Wer es gesehen hat, redet im Zusammenhang mit den Drei Schwestern gerne von Peter Stein. Wer seine Inszenierung nicht gesehen hat, nimmt irgendwelche anderen Erlebnisse aus dem deutschen Stadttheater als Referenz zur Hand oder entwirft die eigenen Vorstellungen aus der Lektüre Tschechows. Die Wasserscheide aller Meinungen über Drei-Schwestern-Inszenierungen (wie über die meisten Tschechow-Inszenierungen schlechthin) ist aber die Frage, ob es dem Regisseur gelungen ist, das Thema Langeweile zu behandeln, ohne zu langweilen. Die Frage an Harald Clemen, den Regisseur der neuen Version im Schauspielhaus, die Sonnabend Premiere hatte, muß aber auch lauten, warum man dieses Stück heute so inszenieren muß, wie es sich gehört?
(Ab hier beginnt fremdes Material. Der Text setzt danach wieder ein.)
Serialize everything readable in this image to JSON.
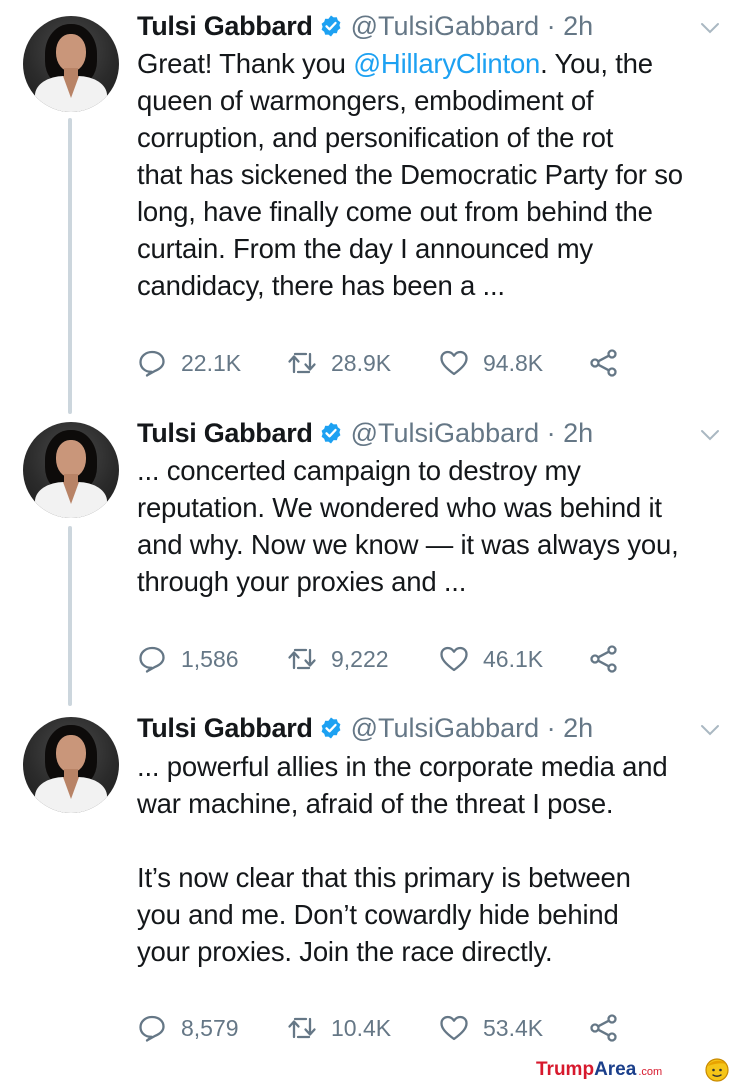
{
  "tweets": [
    {
      "name": "Tulsi Gabbard",
      "handle": "@TulsiGabbard",
      "sep": "·",
      "time": "2h",
      "text_lines": [
        [
          "Great! Thank you ",
          "@HillaryClinton",
          ". You, the"
        ],
        "queen of warmongers, embodiment of",
        "corruption, and personification of the rot",
        "that has sickened the Democratic Party for so",
        "long, have finally come out from behind the",
        "curtain. From the day I announced my",
        "candidacy, there has been a ..."
      ],
      "replies": "22.1K",
      "retweets": "28.9K",
      "likes": "94.8K"
    },
    {
      "name": "Tulsi Gabbard",
      "handle": "@TulsiGabbard",
      "sep": "·",
      "time": "2h",
      "text_lines": [
        "... concerted campaign to destroy my",
        "reputation. We wondered who was behind it",
        "and why. Now we know — it was always you,",
        "through your proxies and ..."
      ],
      "replies": "1,586",
      "retweets": "9,222",
      "likes": "46.1K"
    },
    {
      "name": "Tulsi Gabbard",
      "handle": "@TulsiGabbard",
      "sep": "·",
      "time": "2h",
      "text_lines": [
        "... powerful allies in the corporate media and",
        "war machine, afraid of the threat I pose.",
        "",
        "It’s now clear that this primary is between",
        "you and me. Don’t cowardly hide behind",
        "your proxies. Join the race directly."
      ],
      "replies": "8,579",
      "retweets": "10.4K",
      "likes": "53.4K"
    }
  ],
  "icons": {
    "verified": "verified-badge-icon",
    "chevron": "chevron-down-icon",
    "reply": "reply-icon",
    "retweet": "retweet-icon",
    "like": "heart-icon",
    "share": "share-icon"
  },
  "colors": {
    "verified": "#1da1f2",
    "mention": "#1da1f2",
    "muted": "#657786",
    "thread_line": "#ccd6dd"
  },
  "watermark": {
    "trump": "Trump",
    "area": "Area",
    "com": ".com"
  }
}
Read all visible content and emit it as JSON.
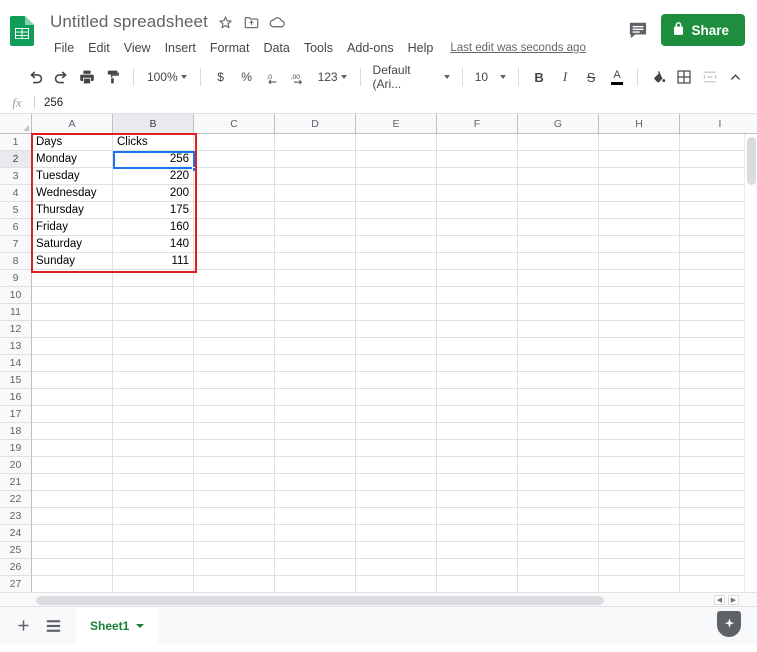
{
  "app": {
    "logo_icon": "sheets-logo-icon",
    "doc_title": "Untitled spreadsheet",
    "star_icon": "star-icon",
    "move_icon": "move-to-folder-icon",
    "cloud_icon": "cloud-saved-icon",
    "last_edit": "Last edit was seconds ago",
    "comment_icon": "comment-icon",
    "share_label": "Share",
    "share_lock_icon": "lock-icon",
    "share_color": "#1e8e3e"
  },
  "menus": [
    {
      "label": "File"
    },
    {
      "label": "Edit"
    },
    {
      "label": "View"
    },
    {
      "label": "Insert"
    },
    {
      "label": "Format"
    },
    {
      "label": "Data"
    },
    {
      "label": "Tools"
    },
    {
      "label": "Add-ons"
    },
    {
      "label": "Help"
    }
  ],
  "toolbar": {
    "undo_icon": "undo-icon",
    "redo_icon": "redo-icon",
    "print_icon": "print-icon",
    "paint_icon": "paint-format-icon",
    "zoom_value": "100%",
    "currency_label": "$",
    "percent_label": "%",
    "decimal_decrease_label": ".0",
    "decimal_increase_label": ".00",
    "number_format_label": "123",
    "font_name": "Default (Ari...",
    "font_size": "10",
    "bold_label": "B",
    "italic_label": "I",
    "strikethrough_label": "S",
    "text_color_label": "A",
    "fill_color_icon": "fill-color-icon",
    "borders_icon": "borders-icon",
    "merge_icon": "merge-cells-icon",
    "collapse_icon": "chevron-up-icon"
  },
  "formula_bar": {
    "fx_label": "fx",
    "value": "256"
  },
  "grid": {
    "columns": [
      "A",
      "B",
      "C",
      "D",
      "E",
      "F",
      "G",
      "H",
      "I"
    ],
    "active_column": "B",
    "active_row": 2,
    "rows": [
      1,
      2,
      3,
      4,
      5,
      6,
      7,
      8,
      9,
      10,
      11,
      12,
      13,
      14,
      15,
      16,
      17,
      18,
      19,
      20,
      21,
      22,
      23,
      24,
      25,
      26,
      27
    ],
    "selected_cell": "B2",
    "selection_color": "#1a73e8",
    "annotation_color": "#e02020",
    "data": [
      {
        "row": 1,
        "A": "Days",
        "B": "Clicks"
      },
      {
        "row": 2,
        "A": "Monday",
        "B": "256"
      },
      {
        "row": 3,
        "A": "Tuesday",
        "B": "220"
      },
      {
        "row": 4,
        "A": "Wednesday",
        "B": "200"
      },
      {
        "row": 5,
        "A": "Thursday",
        "B": "175"
      },
      {
        "row": 6,
        "A": "Friday",
        "B": "160"
      },
      {
        "row": 7,
        "A": "Saturday",
        "B": "140"
      },
      {
        "row": 8,
        "A": "Sunday",
        "B": "111"
      }
    ]
  },
  "sheet_bar": {
    "add_sheet_icon": "add-sheet-icon",
    "all_sheets_icon": "all-sheets-icon",
    "tab_name": "Sheet1",
    "tab_caret_icon": "chevron-down-icon",
    "explore_icon": "explore-icon"
  }
}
Dafür sei hier eine andere Referenz-Inszenierung zitiert, die ein Licht darauf wirft, was mit Tschechow möglich ist, ohne Tschechow zu verraten: Die New Yorker Wooster Group hat vor einigen Jahren eine Version der Moskau-Sehnsucht aufgeführt, welche die unter der Langeweile vibrierende Erregung in eine Show und die gefesselte Sehnsucht in ein monoton verhaltenes Spiel übertrug sowie die Trennung durch Heuchelei, welche die Personen verbindet, durch die Trennung auf Videoschirme, deren Netzwerk in der Erzählerin/Showmasterin zusammenlief, zeitgenössisch interpretierte. Das war radikal und spannend zugleich, melancholisch und unterhaltend, charmant und dennoch voller Geist.

Nun kann es sein, daß man das nach Klassikern sich sehnende Publikum am Staatstheater nicht immer mit Neuformulierungen a la Marthaler, Castorf, Schleef etc. reizen darf. Aber daß man sich bei den Drei Schwestern einer aktuellen Interpretation ganz verschließt – von der Entsorgung einiger altertümlichen Etikette vielleicht einmal abgesehen –, ist doch nur schwer zu verstehen. Werktreue mag ja etwas sein, womit man den Studienrat und seinen Leistungskurs Deutsch ins Theater bringt, wiewohl auch hier die Langzeitwirkung, Theater habe nichts mit der Welt zu tun, eher negativer Natur sein dürfte. Aber im Deutschen Schauspielhaus ist soviel Zurückhaltung prinzipiell eine Enttäuschung, weil sich hier bisher selbst wenig grundsätzliche Klassiker-Inszenierungen um eine eigenwillige Sprache bemüht haben.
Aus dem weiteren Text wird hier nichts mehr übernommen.